Context is important so I would have thought any discussion about cause and effect must take place with detailed understanding of the biological mechanisms including the multiple feedback mechanisms involved. The result of such reasoning will always be a hypothesis that has to be tested by experimentation (i.e. RCTs, observational studies etc.), the results of which will be uncertain due to limited data and stochastic processes. I have experimented with fitting parametric distributions, splines and logistic regression functions and then placing confidence intervals on the estimated probabilities of outcomes conditional on disease severity, treatment and control and also confidence intervals on the differences between these probabilities.

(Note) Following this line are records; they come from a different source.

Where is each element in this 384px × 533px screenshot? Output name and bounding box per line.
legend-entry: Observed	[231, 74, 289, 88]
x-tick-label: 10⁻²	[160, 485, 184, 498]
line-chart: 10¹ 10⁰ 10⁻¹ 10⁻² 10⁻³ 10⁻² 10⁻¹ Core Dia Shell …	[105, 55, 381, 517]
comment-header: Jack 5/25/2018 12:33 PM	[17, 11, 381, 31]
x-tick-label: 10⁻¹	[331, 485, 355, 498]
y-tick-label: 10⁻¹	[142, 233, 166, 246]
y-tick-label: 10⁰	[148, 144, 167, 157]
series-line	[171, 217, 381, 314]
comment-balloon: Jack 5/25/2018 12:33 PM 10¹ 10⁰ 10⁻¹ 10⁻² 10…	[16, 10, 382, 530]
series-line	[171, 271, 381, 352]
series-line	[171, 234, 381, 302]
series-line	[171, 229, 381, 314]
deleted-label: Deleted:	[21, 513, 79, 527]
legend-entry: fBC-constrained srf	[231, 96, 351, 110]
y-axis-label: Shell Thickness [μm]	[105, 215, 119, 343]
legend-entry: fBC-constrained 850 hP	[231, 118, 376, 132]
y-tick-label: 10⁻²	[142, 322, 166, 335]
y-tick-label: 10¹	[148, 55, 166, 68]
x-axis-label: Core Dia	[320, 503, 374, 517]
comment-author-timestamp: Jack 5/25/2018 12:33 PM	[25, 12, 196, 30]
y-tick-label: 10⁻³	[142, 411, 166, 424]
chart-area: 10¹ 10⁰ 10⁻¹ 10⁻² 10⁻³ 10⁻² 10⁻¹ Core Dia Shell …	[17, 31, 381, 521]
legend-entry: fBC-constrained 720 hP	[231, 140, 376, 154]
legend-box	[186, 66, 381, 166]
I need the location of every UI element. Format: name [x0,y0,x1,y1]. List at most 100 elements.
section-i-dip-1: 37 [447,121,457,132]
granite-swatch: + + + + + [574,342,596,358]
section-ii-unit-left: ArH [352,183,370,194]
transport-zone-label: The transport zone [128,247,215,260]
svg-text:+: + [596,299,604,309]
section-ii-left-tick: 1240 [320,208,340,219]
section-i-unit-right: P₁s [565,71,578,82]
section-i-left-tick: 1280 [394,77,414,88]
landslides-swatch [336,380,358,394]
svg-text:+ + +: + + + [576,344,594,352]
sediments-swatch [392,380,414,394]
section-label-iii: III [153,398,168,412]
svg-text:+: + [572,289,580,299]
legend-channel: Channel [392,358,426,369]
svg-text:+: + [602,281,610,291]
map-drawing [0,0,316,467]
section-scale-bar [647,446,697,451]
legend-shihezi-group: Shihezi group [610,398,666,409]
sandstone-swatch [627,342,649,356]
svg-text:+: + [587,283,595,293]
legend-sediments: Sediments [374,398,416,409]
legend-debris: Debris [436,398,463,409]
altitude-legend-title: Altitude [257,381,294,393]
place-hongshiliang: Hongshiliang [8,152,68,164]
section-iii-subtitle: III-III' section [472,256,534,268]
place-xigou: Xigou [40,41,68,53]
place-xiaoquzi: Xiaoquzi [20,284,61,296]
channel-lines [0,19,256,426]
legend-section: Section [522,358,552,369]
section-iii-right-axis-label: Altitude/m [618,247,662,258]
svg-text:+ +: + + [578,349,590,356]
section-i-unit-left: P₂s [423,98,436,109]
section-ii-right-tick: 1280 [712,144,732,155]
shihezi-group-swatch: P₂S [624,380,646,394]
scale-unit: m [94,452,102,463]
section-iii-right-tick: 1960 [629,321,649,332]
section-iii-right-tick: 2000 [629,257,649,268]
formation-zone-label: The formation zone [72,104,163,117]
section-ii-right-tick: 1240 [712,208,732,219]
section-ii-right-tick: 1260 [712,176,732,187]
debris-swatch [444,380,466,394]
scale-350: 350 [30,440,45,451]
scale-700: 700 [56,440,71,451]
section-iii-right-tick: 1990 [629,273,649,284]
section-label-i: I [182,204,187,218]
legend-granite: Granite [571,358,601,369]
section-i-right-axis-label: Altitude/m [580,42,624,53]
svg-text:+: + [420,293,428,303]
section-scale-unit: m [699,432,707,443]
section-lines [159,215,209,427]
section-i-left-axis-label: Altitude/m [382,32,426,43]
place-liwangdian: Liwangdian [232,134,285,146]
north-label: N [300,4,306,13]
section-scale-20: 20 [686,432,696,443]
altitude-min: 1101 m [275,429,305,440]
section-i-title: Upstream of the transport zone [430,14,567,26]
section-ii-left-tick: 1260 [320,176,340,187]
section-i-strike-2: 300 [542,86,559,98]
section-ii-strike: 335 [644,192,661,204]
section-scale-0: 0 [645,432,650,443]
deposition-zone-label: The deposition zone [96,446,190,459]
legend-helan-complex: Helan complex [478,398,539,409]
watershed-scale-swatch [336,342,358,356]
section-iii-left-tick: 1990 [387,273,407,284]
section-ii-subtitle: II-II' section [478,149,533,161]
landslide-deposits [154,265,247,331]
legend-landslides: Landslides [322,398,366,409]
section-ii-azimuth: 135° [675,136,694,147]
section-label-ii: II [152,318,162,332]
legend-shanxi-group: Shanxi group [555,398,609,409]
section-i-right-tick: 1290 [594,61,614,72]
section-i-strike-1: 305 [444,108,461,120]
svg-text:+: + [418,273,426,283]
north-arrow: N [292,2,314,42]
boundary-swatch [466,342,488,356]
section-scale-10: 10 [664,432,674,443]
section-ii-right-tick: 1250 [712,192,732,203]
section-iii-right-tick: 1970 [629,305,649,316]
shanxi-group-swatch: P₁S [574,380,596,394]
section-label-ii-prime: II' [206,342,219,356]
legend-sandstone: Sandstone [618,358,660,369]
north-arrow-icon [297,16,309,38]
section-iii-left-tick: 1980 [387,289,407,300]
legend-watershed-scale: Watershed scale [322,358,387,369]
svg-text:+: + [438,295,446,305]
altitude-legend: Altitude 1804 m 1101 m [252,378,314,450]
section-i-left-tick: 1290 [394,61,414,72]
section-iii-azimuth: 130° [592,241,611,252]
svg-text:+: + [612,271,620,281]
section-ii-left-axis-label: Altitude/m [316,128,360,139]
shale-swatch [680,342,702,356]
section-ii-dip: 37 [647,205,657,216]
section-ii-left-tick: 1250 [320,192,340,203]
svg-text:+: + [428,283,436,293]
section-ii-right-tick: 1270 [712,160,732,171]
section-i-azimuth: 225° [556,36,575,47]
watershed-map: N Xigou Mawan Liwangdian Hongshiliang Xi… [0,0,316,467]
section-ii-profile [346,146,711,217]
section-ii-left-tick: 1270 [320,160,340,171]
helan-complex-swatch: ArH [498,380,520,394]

Although I get the gist of the discussion between @Sander_Greenland, @F2harrell, @R_cubed, @Pavlos_Msaouel, @AndersHuitfeldt, @davidcnorrismd and @S_doi, I am still not clear as to how it relates in detail to my attempts to understand these processes. My aim is to foster a better mutual understanding between statisticians, researchers and practicing physicians. I would therefore be grateful to @Sander_Greenland especially and others if they could comment on the suggestions in my recent posts of Should one derive risk difference from the odds ratio? - #340 by HuwLlewelyn and Should one derive risk difference from the odds ratio? - #359 by HuwLlewelyn and how especially disease severity, treatment, control, probabilities of outcomes and their confidence limits relate to the expressions f(y_x;z,u) and E(y;x,z,u).